You are viewing a plain text version of this content. The canonical link for it is here.

Posted to dev@ctakes.apache.org by "Petersam, John Contractor" <Jo...@ssa.gov> on 2019/09/25 00:18:26 UTC

RE: [EXTERNAL] Large files taking forever to process

Hi Greg,
We regularly process documents that are over 5000 pages (not lines).  What we've found is that many of the annotators within the standard distribution operate at o(n^2).  The standard dependency parser is one example among many.  

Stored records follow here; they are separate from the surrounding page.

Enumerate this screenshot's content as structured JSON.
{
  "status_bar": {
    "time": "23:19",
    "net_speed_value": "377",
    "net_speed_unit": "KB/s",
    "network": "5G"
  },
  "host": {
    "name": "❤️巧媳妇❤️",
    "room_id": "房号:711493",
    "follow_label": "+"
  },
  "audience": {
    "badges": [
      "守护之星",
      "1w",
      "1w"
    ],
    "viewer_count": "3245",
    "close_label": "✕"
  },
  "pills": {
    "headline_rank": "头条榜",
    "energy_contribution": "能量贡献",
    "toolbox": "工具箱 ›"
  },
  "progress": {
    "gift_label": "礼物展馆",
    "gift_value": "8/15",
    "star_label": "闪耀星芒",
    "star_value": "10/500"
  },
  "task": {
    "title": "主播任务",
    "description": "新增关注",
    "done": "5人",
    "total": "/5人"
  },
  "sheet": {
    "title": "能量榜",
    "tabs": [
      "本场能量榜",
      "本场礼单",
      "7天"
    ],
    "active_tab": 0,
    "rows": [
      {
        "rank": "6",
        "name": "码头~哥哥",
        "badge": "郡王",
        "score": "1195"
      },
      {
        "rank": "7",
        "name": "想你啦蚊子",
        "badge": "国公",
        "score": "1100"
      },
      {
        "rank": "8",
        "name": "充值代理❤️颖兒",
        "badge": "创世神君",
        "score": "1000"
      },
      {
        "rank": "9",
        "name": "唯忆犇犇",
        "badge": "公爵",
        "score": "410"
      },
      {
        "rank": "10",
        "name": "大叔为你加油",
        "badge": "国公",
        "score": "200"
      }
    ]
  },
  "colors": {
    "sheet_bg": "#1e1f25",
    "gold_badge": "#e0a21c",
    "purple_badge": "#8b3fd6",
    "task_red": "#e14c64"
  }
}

The good news is that you can achieve linear results if you convert these classes to use TreeMaps.  We actually build the tree maps one time and cache them in ThreadLocal variables which allows us to process multiple threads simultaneously.

Hope this helps,
John

-----Original Message-----
From: Greg Silverman <gm...@umn.edu> 
Sent: Tuesday, September 24, 2019 6:47 PM
To: dev@ctakes.apache.org
Subject: [EXTERNAL] Large files taking forever to process

Any suggestions on how to speed up processing large clinical text notes approaching 13K lines? This is a very old corpus culled from EPIC notes back in 2009. I thought about splitting the notes into smaller chunks, but then I would have to deal with the offsets when analyzing system output against manual annotations that had been done.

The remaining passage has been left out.